Warm Southern Breeze

"… there is no such thing as nothing."

Rand Paul Reads Disallowed Impeachment Question On Senate Floor

Posted by Warm Southern Breeze on Tuesday, February 4, 2020

Kentucky Republican Senator Rand Paul today read his disallowed question from the Senate Impeachment Trial of Donald J. Trump, President of the United States.

His pertinent comments while on the Senate floor are excerpted, in part, below.

The essence of what he is saying, is alleging by questioning (asserting, would be more like it), is that, there was an impeachment conspiracy being cooked up by governmental officials against the President, long before the President’s now-infamous July 25th phone call with Ukrainian President Volodymyr Zelensky.

He points to several faults with the FISA Court system, and what was very likely FBI abuse of that court system to “spy,” as he puts it, upon American citizens, and extrapolates from there.

To further bolster his case, Senator Paul points to open testimony given to the Senate by then-Director of National Intelligence James Clapper on March 12, 2013 in response to a question by Ron Wyden, an Oregon Democrat.

Senator Wyden asked, “Does the NSA collect any type of data at all on millions or hundreds of millions of Americans?”

Mr. Clapper replied, “No sir … not wittingly.”

We knew that Mr. Clapper lied because he later obliquely stated that he did in an interview with NBC’s Andrea Mitchell who asked him why he answered the way he did.

Clapper answered saying, “I thought, though in retrospect, I was asked ‘when are you going to … stop beating your wife’ kind of question, which is … not answerable necessarily by a simple yes or no. So I responded in what I thought was the most truthful, or least untruthful, manner by saying, ‘No.’”

Senator Wyden had also earlier given Mr. Clapper advance notice that he would ask that question, so in a sense, he was “putting him in a box,” and expecting him to either deny it, or admit it in his testimony. Senator Wyden is a member of the Senate Intelligence Committee, so he was regularly briefed on Top Secret programs, and knew the answer would be ‘YES’ before he asked it. He was simply giving Director Clapper an opportunity to be forthright about the matter. Director Clapper could have answered more circumspectly, or even use more finesse in his response, though he did neither.

But more to the point, Kentucky Senator Rand Paul does raise some interesting questions, although, on the whole, it certainly seems as if he’s “shooting in the dark” by asking such questions. Nevertheless, as he stated, the Constitution does allow for debate, and such debate is healthy for our, or any democracy. However, like then-Director Clapper, he failed to use finesse in his answer.

The Senator made another good point, which is that, though Mr. Clapper very obviously lied to Congress, he was not prosecuted (impeached) for it. In legal parlance, that’s called “Prosecutorial Discretion.”


So, on the whole, and for those reasons, Kentucky Senator Rand Paul’s remarks are verging on the meritless.

Granted, there are necessary revisions to the system as it now exists, which have been revealed by the broader impeachment investigation of the President.
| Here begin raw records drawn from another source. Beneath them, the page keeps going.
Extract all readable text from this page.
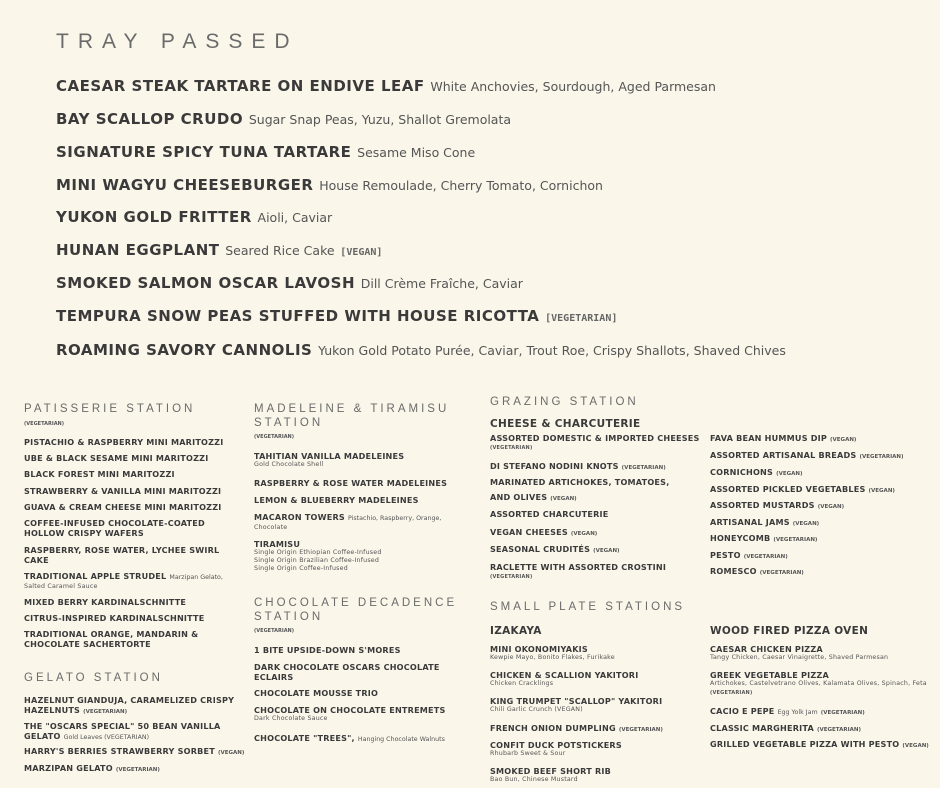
TRAY PASSED
CAESAR STEAK TARTARE ON ENDIVE LEAF White Anchovies, Sourdough, Aged Parmesan
BAY SCALLOP CRUDO Sugar Snap Peas, Yuzu, Shallot Gremolata
SIGNATURE SPICY TUNA TARTARE Sesame Miso Cone
MINI WAGYU CHEESEBURGER House Remoulade, Cherry Tomato, Cornichon
YUKON GOLD FRITTER Aioli, Caviar
HUNAN EGGPLANT Seared Rice Cake [VEGAN]
SMOKED SALMON OSCAR LAVOSH Dill Crème Fraîche, Caviar
TEMPURA SNOW PEAS STUFFED WITH HOUSE RICOTTA [VEGETARIAN]
ROAMING SAVORY CANNOLIS Yukon Gold Potato Purée, Caviar, Trout Roe, Crispy Shallots, Shaved Chives
PATISSERIE STATION
(VEGETARIAN)
PISTACHIO & RASPBERRY MINI MARITOZZI
UBE & BLACK SESAME MINI MARITOZZI
BLACK FOREST MINI MARITOZZI
STRAWBERRY & VANILLA MINI MARITOZZI
GUAVA & CREAM CHEESE MINI MARITOZZI
COFFEE-INFUSED CHOCOLATE-COATED
HOLLOW CRISPY WAFERS
RASPBERRY, ROSE WATER, LYCHEE SWIRL
CAKE
TRADITIONAL APPLE STRUDEL Marzipan Gelato,
Salted Caramel Sauce
MIXED BERRY KARDINALSCHNITTE
CITRUS-INSPIRED KARDINALSCHNITTE
TRADITIONAL ORANGE, MANDARIN &
CHOCOLATE SACHERTORTE
GELATO STATION
HAZELNUT GIANDUJA, CARAMELIZED CRISPY
HAZELNUTS (VEGETARIAN)
THE "OSCARS SPECIAL" 50 BEAN VANILLA
GELATO Gold Leaves (VEGETARIAN)
HARRY'S BERRIES STRAWBERRY SORBET (VEGAN)
MARZIPAN GELATO (VEGETARIAN)
MADELEINE & TIRAMISU
STATION
(VEGETARIAN)
TAHITIAN VANILLA MADELEINES
Gold Chocolate Shell
RASPBERRY & ROSE WATER MADELEINES
LEMON & BLUEBERRY MADELEINES
MACARON TOWERS Pistachio, Raspberry, Orange,
Chocolate
TIRAMISU
Single Origin Ethiopian Coffee-Infused
Single Origin Brazilian Coffee-Infused
Single Origin Coffee-Infused
CHOCOLATE DECADENCE
STATION
(VEGETARIAN)
1 BITE UPSIDE-DOWN S'MORES
DARK CHOCOLATE OSCARS CHOCOLATE
ECLAIRS
CHOCOLATE MOUSSE TRIO
CHOCOLATE ON CHOCOLATE ENTREMETS
Dark Chocolate Sauce
CHOCOLATE "TREES", Hanging Chocolate Walnuts
GRAZING STATION
CHEESE & CHARCUTERIE
ASSORTED DOMESTIC & IMPORTED CHEESES
(VEGETARIAN)
DI STEFANO NODINI KNOTS (VEGETARIAN)
MARINATED ARTICHOKES, TOMATOES,
AND OLIVES (VEGAN)
ASSORTED CHARCUTERIE
VEGAN CHEESES (VEGAN)
SEASONAL CRUDITÉS (VEGAN)
RACLETTE WITH ASSORTED CROSTINI
(VEGETARIAN)
FAVA BEAN HUMMUS DIP (VEGAN)
ASSORTED ARTISANAL BREADS (VEGETARIAN)
CORNICHONS (VEGAN)
ASSORTED PICKLED VEGETABLES (VEGAN)
ASSORTED MUSTARDS (VEGAN)
ARTISANAL JAMS (VEGAN)
HONEYCOMB (VEGETARIAN)
PESTO (VEGETARIAN)
ROMESCO (VEGETARIAN)
SMALL PLATE STATIONS
IZAKAYA
MINI OKONOMIYAKIS
Kewpie Mayo, Bonito Flakes, Furikake
CHICKEN & SCALLION YAKITORI
Chicken Cracklings
KING TRUMPET "SCALLOP" YAKITORI
Chili Garlic Crunch (VEGAN)
FRENCH ONION DUMPLING (VEGETARIAN)
CONFIT DUCK POTSTICKERS
Rhubarb Sweet & Sour
SMOKED BEEF SHORT RIB
Bao Bun, Chinese Mustard
WOOD FIRED PIZZA OVEN
CAESAR CHICKEN PIZZA
Tangy Chicken, Caesar Vinaigrette, Shaved Parmesan
GREEK VEGETABLE PIZZA
Artichokes, Castelvetrano Olives, Kalamata Olives, Spinach, Feta
(VEGETARIAN)
CACIO E PEPE Egg Yolk Jam (VEGETARIAN)
CLASSIC MARGHERITA (VEGETARIAN)
GRILLED VEGETABLE PIZZA WITH PESTO (VEGAN)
Overall, while onerous, the entire process may yet have a Phoenix arise from it. So, it’s entirely possible that, in a curiously roundabout way, Trump truly could have been good for America.

My exact question. We’ll put it up here.

‘Are you aware that the House Intelligence Committee staffer, Sean Misko, had a close relationship with Eric Ciarmella while at the National Security Council together?’ –and– ‘Are you aware, and how would you respond to the reports that Ciaramella and Misko may have worked together to plot impeaching the president?’

Why did I ask?

There are two people, one who worked with Adam Schiff and one who worked with the person at the National Security Council that they knew each other and had been overheard talking about impeaching the president in the first month in office.

In January 2017, they were already plotting the impeachment.

But if six people who all worked together at the National Security Council knew each other and gamed the system knowing they would get these protections, they gamed the system in order to try to bring down the President, we should know about that. If they had extreme bias going into the impeachment, we should know about that.

We were plotting to bring down — were people plotting to bring down the President? Were they plotting during the election, were they plotting to bring down the President?

You’ve got two Vindman brothers who know Eric Ciaramela who also know Sean Misko who also knew two other people working on Adam Schiff’s staff, and Adam Schiff throws his hands up and says, ‘I don’t know who the whistle-blower is. I never met him. I have no idea who he is.’ So if he doesn’t know who he is, the President’s Counsel doesn’t know who he is, how does the Chief Justice of the United States know who the whistle-blower is?

I have no independent confirmation from anyone in government as to who the whistle-blower is. So how am I prevented from asking a question when nobody seems to admit they even know who this person is?

My point is by having such protection, such overzealous protection, we don’t get to the root of the matter of how it started.